I think the dislike is warranted personally.

The amount of exposure they get is extremely out of proportion to what they are and do. They do have it down to a fine art. Even this blog post is designed to get people talking about them - which it's succeeded in doing.

They created ruby on rails, which a few people use, and they make a few webapps. They're not a startup. They give (IMHO) fairly poor startup advice, most of which would only work if you're them.

The 37 signals fanboyism all just gets a little bit too much sometimes. Best to ignore and move on though...


>They created ruby on rails, which a few people use

A few people? Really? Now that's just petty.


Compared to java, javascript, c, php etc?


Jumping from "a few" to comparing against C and Java is quite a leap. The simple fact is that Heroku alone had over 60,000 apps 2 years ago, and based on other statistics I think it's safe to say that Rails is a tool used by millions of programmers.

http://trends.builtwith.com/framework/Ruby-on-Rails

You're entitled to not like 37 Signals or think they give poor advice, but you shouldn't downplay their contribution so much.


Has Hacker News been reduced to postings that are relevant to startups?

I believe a lot of what they have to say is at least interesting to the hacker crowd at large, and as such, they have a place.


* The amount of exposure they get*…

I believe you mean:

The amount of exposure HNers give them by submitting and upvoting their posts, and then the endless hours HNers spend debating them…

37S doesn't ask to be on the front page of HN. They don't even appear to submit their own posts. Certainly they don't have a secret vote-sharing group, because HN now has features to discount those.

So personally, I find it pretty hilarious that there's so much sturm und drang about what 37s "gets". Everything they "get" from HN, HNers give them, all on their own initiative.
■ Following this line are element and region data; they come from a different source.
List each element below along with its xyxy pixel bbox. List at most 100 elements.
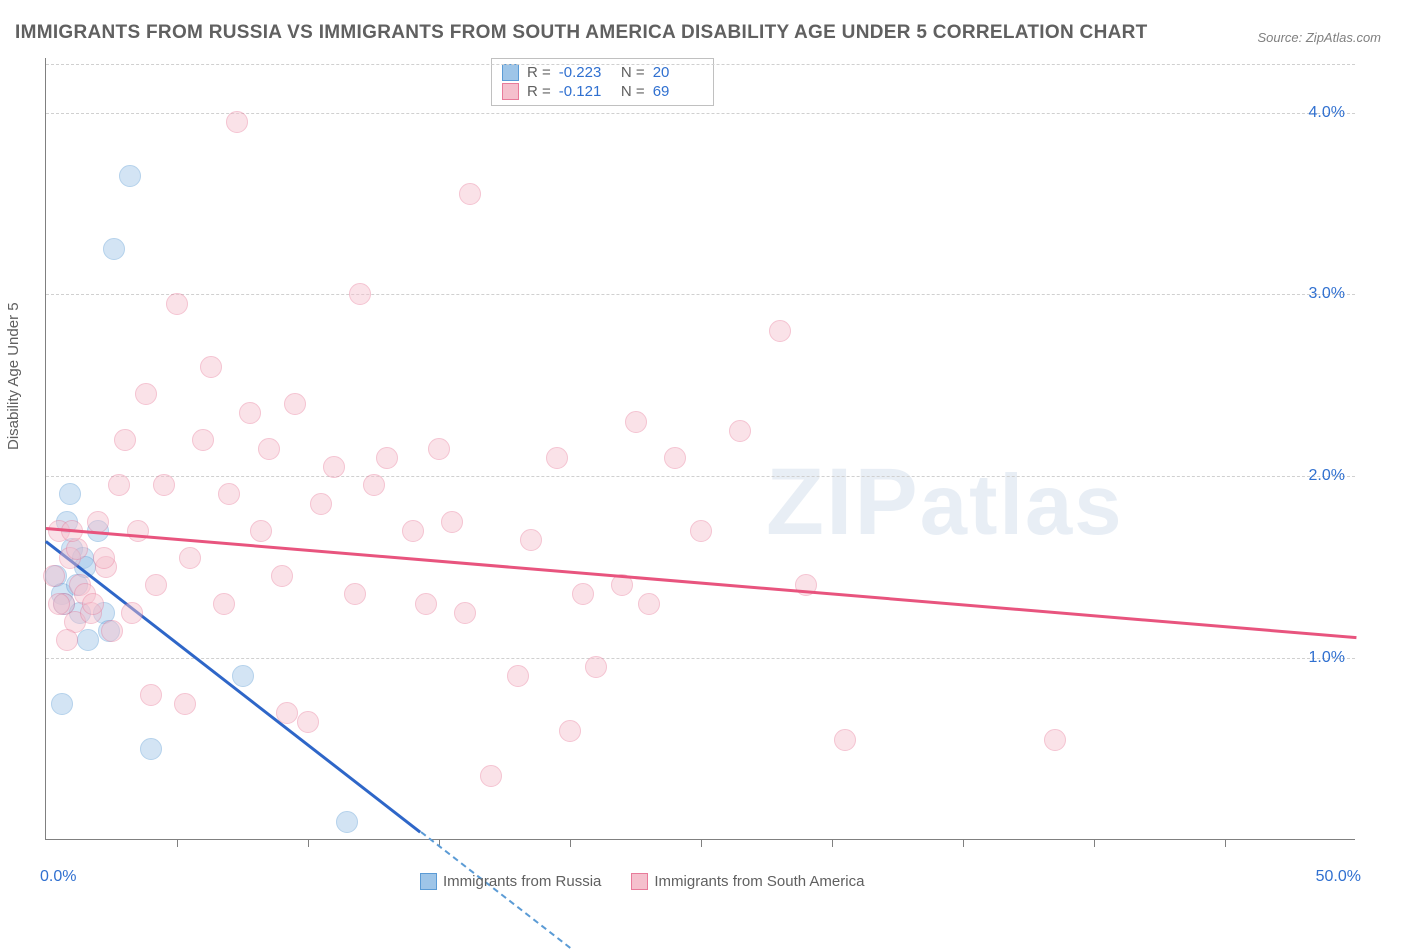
data-point [192, 429, 214, 451]
stats-row: R = -0.121 N = 69 [502, 82, 703, 101]
n-label: N = [617, 64, 645, 81]
data-point [166, 293, 188, 315]
data-point [82, 593, 104, 615]
data-point [336, 811, 358, 833]
data-point [51, 693, 73, 715]
data-point [121, 602, 143, 624]
x-tick [308, 839, 309, 847]
data-point [402, 520, 424, 542]
data-point [349, 283, 371, 305]
y-axis-label: Disability Age Under 5 [5, 302, 22, 450]
y-tick-label: 4.0% [1309, 104, 1345, 122]
gridline [46, 658, 1355, 659]
r-value: -0.223 [559, 64, 609, 81]
data-point [769, 320, 791, 342]
data-point [258, 438, 280, 460]
data-point [93, 547, 115, 569]
data-point [218, 483, 240, 505]
gridline [46, 476, 1355, 477]
data-point [276, 702, 298, 724]
x-tick [963, 839, 964, 847]
x-axis-max-label: 50.0% [1316, 868, 1361, 886]
data-point [297, 711, 319, 733]
data-point [48, 593, 70, 615]
data-point [376, 447, 398, 469]
data-point [103, 238, 125, 260]
series-swatch [502, 83, 519, 100]
data-point [87, 511, 109, 533]
data-point [585, 656, 607, 678]
n-value: 69 [653, 83, 703, 100]
data-point [119, 165, 141, 187]
data-point [114, 429, 136, 451]
stats-row: R = -0.223 N = 20 [502, 63, 703, 82]
n-label: N = [617, 83, 645, 100]
r-label: R = [527, 83, 551, 100]
data-point [239, 402, 261, 424]
data-point [638, 593, 660, 615]
data-point [135, 383, 157, 405]
plot-area: ZIPatlas R =-0.223 N =20R =-0.121 N =69 … [45, 58, 1355, 840]
gridline [46, 294, 1355, 295]
data-point [232, 665, 254, 687]
data-point [108, 474, 130, 496]
x-tick [1225, 839, 1226, 847]
data-point [507, 665, 529, 687]
chart-title: IMMIGRANTS FROM RUSSIA VS IMMIGRANTS FRO… [15, 22, 1148, 44]
data-point [140, 684, 162, 706]
trend-line [46, 527, 1356, 639]
data-point [101, 620, 123, 642]
data-point [310, 493, 332, 515]
data-point [690, 520, 712, 542]
y-tick-label: 1.0% [1309, 649, 1345, 667]
gridline [46, 64, 1355, 65]
series-swatch [502, 64, 519, 81]
data-point [454, 602, 476, 624]
x-tick [1094, 839, 1095, 847]
legend-swatch [420, 873, 437, 890]
data-point [441, 511, 463, 533]
correlation-stats-box: R = -0.223 N = 20 R = -0.121 N = 69 [491, 58, 714, 106]
data-point [43, 565, 65, 587]
data-point [213, 593, 235, 615]
data-point [56, 629, 78, 651]
r-value: -0.121 [559, 83, 609, 100]
data-point [226, 111, 248, 133]
data-point [323, 456, 345, 478]
data-point [363, 474, 385, 496]
x-tick [570, 839, 571, 847]
data-point [77, 629, 99, 651]
x-tick [177, 839, 178, 847]
legend: Immigrants from Russia Immigrants from So… [420, 873, 864, 890]
data-point [127, 520, 149, 542]
source-attribution: Source: ZipAtlas.com [1257, 30, 1381, 45]
data-point [572, 583, 594, 605]
data-point [559, 720, 581, 742]
data-point [1044, 729, 1066, 751]
y-tick-label: 3.0% [1309, 285, 1345, 303]
legend-item: Immigrants from South America [631, 873, 864, 890]
trend-line [45, 540, 421, 833]
data-point [428, 438, 450, 460]
chart-container: IMMIGRANTS FROM RUSSIA VS IMMIGRANTS FRO… [0, 0, 1406, 892]
n-value: 20 [653, 64, 703, 81]
y-tick-label: 2.0% [1309, 467, 1345, 485]
data-point [480, 765, 502, 787]
data-point [546, 447, 568, 469]
data-point [459, 183, 481, 205]
data-point [200, 356, 222, 378]
x-tick [832, 839, 833, 847]
x-axis-min-label: 0.0% [40, 868, 76, 886]
r-label: R = [527, 64, 551, 81]
data-point [145, 574, 167, 596]
data-point [834, 729, 856, 751]
data-point [284, 393, 306, 415]
data-point [174, 693, 196, 715]
data-point [59, 483, 81, 505]
legend-swatch [631, 873, 648, 890]
legend-item: Immigrants from Russia [420, 873, 601, 890]
data-point [344, 583, 366, 605]
data-point [625, 411, 647, 433]
data-point [520, 529, 542, 551]
data-point [179, 547, 201, 569]
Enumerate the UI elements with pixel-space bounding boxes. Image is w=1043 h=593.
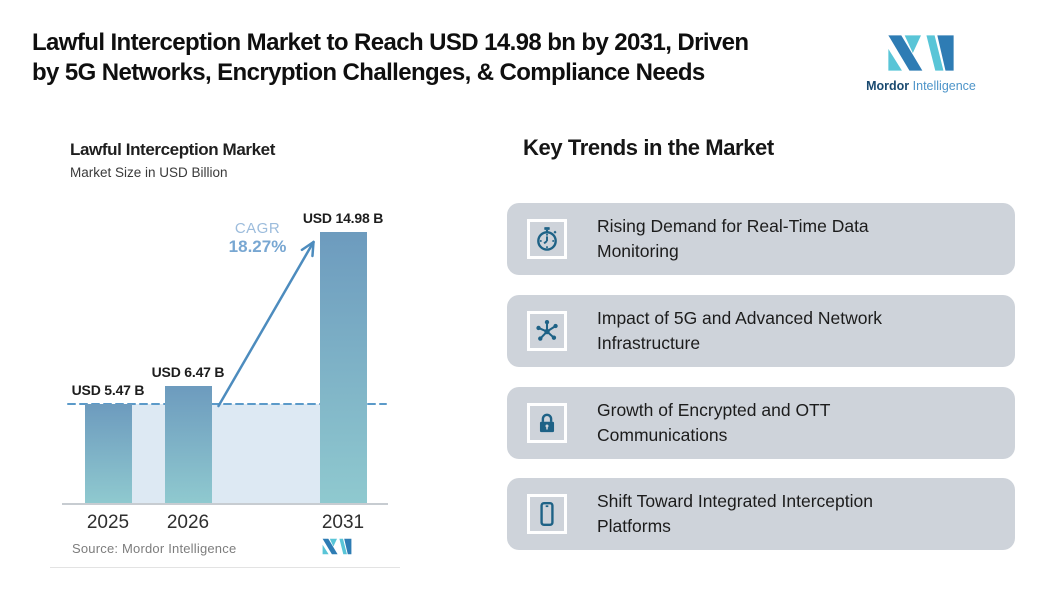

I like their posts too. I really admire the company as well. But can we really say every last one is truly great? I dolled out my fair share of criticism (see a couple of those links in the post) but it wasn't 37Signals I cared about, it was quality control. If you land on the front page then more power to you but when just about every one of your posts lands on that front page in rapid succession it starts to look like quality control has gone out the window. We're they all really just that good or was there some fanboy ism involved for lack of a better word?